O-0009 - Phase I study of the investigational anti-guanylyl cyclase C (gcc) antibody-drug conjugate (adc) MLN0264 in adult patients with advanced gastrointes...
|Date||27 June 2014|
|Event||World GI 2014|
|Session||Presentation of selected abstracts|
|Topics|| Drug Development
|Citation||Annals of Oncology (2014) 25 (suppl_2): ii105-ii117. 10.1093/annonc/mdu193|
J.E. Faris1, C. Cruz2, K. Almhanna3, W. Messersmith4, J. Rodon2, D.P. Ryan5, J.A. Jung6, A. Fasanmade6, T. Wyant6, T. Kalebic6
GCC has been found to be expressed in approximately 95% of primary and metastatic colorectal cancers (CRCs), and a subset of gastric and pancreatic cancers. MLN0264 is an investigational ADC comprising a fully human antibody selectively targeting GCC linked to monomethyl auristatin E (MMAE) through a protease-cleavable linker (MMAE and linker technology licensed from Seattle Genetics). This first-in-human study has been designed to investigate the safety, MTD, pharmacokinetics, and preliminary antitumor activity of MLN0264 (NCT01577758).
Patients received MLN0264 via a 30-minute IV infusion on day 1 of 21-day cycles. Dose escalation proceeded using a Bayesian continual reassessment method in patients with various gastrointestinal malignancies, including gastric and pancreatic cancer. An expansion cohort at the MTD evaluated patients with metastatic CRC, including ≥6 with high GCC expression. AEs were assessed per NCI-CTCAE v4.03. Blood samples for pharmacokinetic assessment were collected. Responses were assessed per RECIST v1.1.

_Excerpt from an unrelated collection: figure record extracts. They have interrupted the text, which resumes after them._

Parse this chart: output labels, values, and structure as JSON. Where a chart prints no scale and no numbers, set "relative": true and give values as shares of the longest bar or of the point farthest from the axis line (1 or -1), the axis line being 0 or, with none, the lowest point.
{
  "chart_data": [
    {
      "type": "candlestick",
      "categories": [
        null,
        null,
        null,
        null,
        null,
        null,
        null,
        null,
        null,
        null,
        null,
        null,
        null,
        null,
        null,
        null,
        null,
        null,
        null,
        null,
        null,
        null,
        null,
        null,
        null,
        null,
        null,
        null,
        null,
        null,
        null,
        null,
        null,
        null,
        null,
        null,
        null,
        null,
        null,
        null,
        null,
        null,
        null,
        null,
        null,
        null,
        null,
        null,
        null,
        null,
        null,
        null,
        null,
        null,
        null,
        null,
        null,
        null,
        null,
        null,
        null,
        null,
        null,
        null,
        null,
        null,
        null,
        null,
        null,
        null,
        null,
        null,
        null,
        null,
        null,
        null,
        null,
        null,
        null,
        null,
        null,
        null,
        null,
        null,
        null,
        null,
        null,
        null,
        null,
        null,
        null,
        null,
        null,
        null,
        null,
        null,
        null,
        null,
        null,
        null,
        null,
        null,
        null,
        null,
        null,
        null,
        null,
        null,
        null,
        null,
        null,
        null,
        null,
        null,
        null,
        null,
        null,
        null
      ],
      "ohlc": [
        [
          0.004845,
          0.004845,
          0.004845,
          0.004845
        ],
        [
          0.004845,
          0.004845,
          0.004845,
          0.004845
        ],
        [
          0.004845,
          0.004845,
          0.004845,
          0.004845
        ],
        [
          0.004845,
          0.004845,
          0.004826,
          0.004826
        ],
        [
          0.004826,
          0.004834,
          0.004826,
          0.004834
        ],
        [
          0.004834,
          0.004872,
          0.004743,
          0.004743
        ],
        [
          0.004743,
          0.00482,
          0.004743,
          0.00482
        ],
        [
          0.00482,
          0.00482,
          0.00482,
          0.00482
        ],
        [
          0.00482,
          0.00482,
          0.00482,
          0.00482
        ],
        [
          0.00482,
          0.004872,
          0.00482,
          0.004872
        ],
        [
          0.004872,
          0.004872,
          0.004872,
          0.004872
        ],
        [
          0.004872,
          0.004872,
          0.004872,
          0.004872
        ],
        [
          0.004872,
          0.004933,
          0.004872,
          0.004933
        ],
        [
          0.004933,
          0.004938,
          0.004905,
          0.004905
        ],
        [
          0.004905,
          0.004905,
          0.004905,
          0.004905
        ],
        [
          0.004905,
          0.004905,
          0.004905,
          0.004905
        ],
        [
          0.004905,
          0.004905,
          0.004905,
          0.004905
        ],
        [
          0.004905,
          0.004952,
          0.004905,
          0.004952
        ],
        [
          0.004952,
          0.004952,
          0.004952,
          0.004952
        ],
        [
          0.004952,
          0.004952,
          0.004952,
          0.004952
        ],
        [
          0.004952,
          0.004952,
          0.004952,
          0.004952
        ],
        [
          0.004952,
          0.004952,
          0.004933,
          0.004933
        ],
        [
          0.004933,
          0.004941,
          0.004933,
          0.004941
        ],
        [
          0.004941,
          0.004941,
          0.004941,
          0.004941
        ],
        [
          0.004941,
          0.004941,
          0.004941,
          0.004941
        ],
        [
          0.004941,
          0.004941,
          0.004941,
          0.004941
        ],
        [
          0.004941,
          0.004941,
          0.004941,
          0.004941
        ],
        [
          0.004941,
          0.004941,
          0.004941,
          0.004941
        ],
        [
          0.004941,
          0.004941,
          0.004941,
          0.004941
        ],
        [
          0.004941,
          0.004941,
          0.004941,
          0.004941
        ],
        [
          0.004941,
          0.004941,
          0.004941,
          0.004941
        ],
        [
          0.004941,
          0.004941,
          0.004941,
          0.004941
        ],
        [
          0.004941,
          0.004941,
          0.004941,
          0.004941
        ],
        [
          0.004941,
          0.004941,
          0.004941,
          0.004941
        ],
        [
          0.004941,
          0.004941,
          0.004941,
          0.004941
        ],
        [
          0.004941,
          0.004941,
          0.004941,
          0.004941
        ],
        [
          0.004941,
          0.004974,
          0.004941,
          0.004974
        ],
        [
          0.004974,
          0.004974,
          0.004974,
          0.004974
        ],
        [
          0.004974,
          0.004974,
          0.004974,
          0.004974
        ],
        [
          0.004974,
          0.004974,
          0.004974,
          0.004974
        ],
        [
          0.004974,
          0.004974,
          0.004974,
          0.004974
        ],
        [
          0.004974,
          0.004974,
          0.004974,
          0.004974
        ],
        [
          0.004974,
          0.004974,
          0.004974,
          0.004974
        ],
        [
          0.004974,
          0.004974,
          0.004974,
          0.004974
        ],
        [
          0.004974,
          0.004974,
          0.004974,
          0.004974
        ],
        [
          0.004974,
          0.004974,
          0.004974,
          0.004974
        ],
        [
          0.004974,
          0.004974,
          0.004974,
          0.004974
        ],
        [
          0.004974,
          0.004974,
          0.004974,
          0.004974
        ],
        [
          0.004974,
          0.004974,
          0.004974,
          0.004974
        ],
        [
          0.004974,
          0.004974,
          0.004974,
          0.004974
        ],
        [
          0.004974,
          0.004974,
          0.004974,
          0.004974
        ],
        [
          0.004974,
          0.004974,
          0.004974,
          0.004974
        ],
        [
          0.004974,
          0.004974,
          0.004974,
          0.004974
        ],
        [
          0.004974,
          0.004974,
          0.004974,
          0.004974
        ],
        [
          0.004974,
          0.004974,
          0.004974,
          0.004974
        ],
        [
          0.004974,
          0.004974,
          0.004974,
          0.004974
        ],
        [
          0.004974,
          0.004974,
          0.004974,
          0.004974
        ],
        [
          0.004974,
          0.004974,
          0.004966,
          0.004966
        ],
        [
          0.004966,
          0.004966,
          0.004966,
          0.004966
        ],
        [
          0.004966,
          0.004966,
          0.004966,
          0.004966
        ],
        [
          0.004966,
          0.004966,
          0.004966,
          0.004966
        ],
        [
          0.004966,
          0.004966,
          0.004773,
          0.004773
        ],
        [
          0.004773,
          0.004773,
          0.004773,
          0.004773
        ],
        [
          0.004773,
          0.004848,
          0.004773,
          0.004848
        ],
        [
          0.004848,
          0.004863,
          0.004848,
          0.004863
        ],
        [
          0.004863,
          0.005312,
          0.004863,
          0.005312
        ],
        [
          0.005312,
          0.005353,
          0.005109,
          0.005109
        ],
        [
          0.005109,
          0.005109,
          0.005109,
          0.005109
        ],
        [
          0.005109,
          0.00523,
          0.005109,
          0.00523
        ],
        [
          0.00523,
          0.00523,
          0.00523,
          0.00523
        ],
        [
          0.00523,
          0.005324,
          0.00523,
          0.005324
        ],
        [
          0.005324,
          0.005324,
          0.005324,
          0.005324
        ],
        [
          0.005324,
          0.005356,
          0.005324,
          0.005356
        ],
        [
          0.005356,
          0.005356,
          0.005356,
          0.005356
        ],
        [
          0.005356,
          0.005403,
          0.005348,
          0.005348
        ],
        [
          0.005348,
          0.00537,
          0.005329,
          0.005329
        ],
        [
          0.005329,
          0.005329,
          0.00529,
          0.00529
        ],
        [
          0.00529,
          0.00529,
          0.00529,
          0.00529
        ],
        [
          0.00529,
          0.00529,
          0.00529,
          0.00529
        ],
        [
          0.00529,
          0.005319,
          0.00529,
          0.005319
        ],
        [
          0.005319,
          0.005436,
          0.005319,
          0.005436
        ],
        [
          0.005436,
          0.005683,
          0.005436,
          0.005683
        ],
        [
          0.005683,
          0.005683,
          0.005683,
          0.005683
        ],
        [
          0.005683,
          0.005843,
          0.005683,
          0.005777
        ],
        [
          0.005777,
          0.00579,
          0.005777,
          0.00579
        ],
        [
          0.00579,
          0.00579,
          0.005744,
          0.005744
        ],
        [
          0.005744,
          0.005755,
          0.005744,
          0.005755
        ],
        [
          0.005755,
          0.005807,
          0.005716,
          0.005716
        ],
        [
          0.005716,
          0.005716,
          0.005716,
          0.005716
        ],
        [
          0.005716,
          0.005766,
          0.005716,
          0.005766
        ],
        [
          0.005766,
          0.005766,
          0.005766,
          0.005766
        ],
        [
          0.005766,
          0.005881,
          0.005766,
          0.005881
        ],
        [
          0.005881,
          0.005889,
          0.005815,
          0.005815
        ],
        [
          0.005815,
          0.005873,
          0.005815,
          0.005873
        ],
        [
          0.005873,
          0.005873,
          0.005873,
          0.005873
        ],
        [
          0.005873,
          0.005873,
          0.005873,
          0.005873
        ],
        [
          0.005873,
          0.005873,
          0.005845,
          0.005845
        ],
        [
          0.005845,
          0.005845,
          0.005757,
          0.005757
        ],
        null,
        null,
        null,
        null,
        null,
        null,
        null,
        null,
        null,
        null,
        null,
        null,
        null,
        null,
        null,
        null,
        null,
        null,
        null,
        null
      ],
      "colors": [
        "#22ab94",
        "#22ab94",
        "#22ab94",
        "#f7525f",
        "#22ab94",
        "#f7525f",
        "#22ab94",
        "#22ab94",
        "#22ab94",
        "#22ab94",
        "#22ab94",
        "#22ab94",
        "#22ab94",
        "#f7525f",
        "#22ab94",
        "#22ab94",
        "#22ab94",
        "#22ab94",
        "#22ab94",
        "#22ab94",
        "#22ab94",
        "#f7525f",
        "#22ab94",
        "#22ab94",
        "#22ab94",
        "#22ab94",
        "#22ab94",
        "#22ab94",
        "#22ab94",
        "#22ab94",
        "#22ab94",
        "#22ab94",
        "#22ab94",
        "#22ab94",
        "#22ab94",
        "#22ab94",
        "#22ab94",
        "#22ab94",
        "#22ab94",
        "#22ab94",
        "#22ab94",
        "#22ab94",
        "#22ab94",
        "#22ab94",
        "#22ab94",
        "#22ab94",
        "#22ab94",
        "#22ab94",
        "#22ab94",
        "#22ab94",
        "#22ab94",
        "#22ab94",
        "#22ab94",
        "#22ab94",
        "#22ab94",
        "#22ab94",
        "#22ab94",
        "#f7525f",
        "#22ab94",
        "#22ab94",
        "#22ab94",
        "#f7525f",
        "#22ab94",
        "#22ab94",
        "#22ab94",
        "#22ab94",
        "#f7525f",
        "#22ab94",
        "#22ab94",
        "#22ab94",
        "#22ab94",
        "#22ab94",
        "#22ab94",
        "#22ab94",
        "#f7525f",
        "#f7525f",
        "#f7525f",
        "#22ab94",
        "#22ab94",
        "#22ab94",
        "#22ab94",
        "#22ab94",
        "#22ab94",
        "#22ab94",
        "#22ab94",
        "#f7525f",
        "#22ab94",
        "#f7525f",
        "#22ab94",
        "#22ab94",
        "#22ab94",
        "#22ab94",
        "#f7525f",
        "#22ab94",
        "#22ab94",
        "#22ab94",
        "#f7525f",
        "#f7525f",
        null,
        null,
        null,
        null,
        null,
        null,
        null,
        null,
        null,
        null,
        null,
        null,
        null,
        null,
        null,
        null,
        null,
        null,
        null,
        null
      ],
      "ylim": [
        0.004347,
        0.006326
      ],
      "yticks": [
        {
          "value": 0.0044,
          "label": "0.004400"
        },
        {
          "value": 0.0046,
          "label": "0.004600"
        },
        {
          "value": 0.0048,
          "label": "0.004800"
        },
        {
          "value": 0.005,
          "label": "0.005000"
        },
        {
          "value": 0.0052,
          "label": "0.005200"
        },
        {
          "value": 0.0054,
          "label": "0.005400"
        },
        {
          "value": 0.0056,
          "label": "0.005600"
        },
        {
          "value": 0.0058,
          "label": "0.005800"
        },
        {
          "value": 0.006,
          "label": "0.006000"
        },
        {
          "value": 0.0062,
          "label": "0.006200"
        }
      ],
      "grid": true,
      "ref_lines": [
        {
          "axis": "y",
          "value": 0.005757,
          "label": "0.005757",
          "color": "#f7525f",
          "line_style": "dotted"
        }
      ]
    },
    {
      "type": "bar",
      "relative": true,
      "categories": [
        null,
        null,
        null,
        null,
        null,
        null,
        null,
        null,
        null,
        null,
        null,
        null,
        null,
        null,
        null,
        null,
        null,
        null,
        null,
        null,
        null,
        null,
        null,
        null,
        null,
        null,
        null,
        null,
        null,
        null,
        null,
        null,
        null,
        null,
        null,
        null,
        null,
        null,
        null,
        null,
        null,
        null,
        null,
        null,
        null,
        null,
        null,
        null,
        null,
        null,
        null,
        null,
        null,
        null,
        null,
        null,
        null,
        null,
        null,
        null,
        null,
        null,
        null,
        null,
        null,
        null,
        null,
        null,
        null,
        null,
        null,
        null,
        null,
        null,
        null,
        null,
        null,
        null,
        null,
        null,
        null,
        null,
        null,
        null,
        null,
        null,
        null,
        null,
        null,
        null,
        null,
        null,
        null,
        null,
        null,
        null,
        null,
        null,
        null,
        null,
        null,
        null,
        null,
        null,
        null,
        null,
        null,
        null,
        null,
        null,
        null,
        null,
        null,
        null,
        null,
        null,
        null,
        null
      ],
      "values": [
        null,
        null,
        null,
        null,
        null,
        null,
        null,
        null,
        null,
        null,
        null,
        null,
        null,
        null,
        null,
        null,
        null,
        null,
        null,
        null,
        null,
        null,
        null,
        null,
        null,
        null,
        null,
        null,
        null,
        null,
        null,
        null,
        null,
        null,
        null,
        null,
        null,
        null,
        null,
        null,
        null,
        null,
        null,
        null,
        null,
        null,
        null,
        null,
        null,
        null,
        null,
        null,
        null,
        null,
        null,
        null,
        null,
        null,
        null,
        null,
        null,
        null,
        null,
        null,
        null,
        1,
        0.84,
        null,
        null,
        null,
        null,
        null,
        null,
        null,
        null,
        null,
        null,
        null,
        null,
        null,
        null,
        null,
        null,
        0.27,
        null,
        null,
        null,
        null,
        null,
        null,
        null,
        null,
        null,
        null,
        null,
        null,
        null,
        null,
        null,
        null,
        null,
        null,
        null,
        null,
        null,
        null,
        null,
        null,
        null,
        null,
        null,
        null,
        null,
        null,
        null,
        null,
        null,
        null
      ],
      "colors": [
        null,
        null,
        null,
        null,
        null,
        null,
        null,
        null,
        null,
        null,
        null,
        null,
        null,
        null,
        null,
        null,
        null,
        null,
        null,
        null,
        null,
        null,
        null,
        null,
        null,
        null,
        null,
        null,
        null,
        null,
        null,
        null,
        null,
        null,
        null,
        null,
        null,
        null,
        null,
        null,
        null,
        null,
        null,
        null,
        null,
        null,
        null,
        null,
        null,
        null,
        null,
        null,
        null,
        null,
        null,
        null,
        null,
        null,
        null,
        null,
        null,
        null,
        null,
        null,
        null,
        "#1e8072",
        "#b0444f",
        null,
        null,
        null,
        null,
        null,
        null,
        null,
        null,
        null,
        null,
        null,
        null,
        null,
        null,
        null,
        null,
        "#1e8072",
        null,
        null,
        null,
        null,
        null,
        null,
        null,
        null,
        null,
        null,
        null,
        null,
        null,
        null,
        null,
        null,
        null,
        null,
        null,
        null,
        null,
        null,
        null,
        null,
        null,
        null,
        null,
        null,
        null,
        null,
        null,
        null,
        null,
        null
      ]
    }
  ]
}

At data cut-off (January 17, 2014), 41 evaluable patients had received MLN0264, 19 during dose-escalation (0.3–2.4 mg/kg) and 25 in the expansion cohort (which includes 3 from 1.8 mg/kg dose-escalation cohort). Median age was 60 years (30-78); 27 were male and 14 female. Median number of prior lines of therapy was 5.5 (2–11); 93% had ≥3 prior lines. Patients on this study received a median of 2 treatment cycles of MLN0264 (1–12), with 22% receiving ≥4 cycles; 4 remain on treatment. Four patients had DLTs of grade 4 neutropenia. One patient treated at 1.8 mg/kg (MTD) experienced grade 4 neutropenia with fever. Three out of four patients who experienced DLTs have been treated at doses above the MTD. Two patients dosed at 2.1 mg/kg experienced DLTs of grade 4 neutropenia, one of which experienced also grade 3 QTc prolongation. One patient dosed at 2.4 mg/kg experienced grade 4 neutropenia. Per protocol, all DLTs required discontinuation, and resolved following treatment discontinuation. The MTD was determined to be 1.8 mg/kg. Among all 41 patients, when all doses were considered, 90% reported ≥1 AE of any grade, including fatigue (41%), nausea (41%), decreased appetite (39%), and diarrhea (34%). Grade ≥3 AEs were reported in 54% of patients, which included neutropenia (20%), hypokalemia (10%), diarrhea (7%), and anemia (7%). Serious AEs were reported in 15/41 (37%) patients. Study treatment discontinuations due to AEs were reported in 4/41 (10%) patients. MLN0264 was detectable in all patients in a dose-dependent manner. ADC was detectable in serum at the pre-infusion time of the next cycle (day 21) for patients dosed at ≥1.2 mg/kg. MMAE was detectable in a dose-dependent manner; peak concentration occurred approximately 2–3 days after each infusion. Objective response (PR) was seen in one patient with gastric carcinoma (1.8 mg/kg). Stable disease was seen in 16 patients, which lasted for ≥4 cycles in 4 patients, including 12 cycles in a patient with pancreatic cancer.
MLN0264 has shown a manageable safety profile in patients with advanced gastrointestinal malignancies receiving 1.8 mg/kg every 3 weeks (MTD). Preliminary data suggest antitumor activity in this population. Further investigation is planned.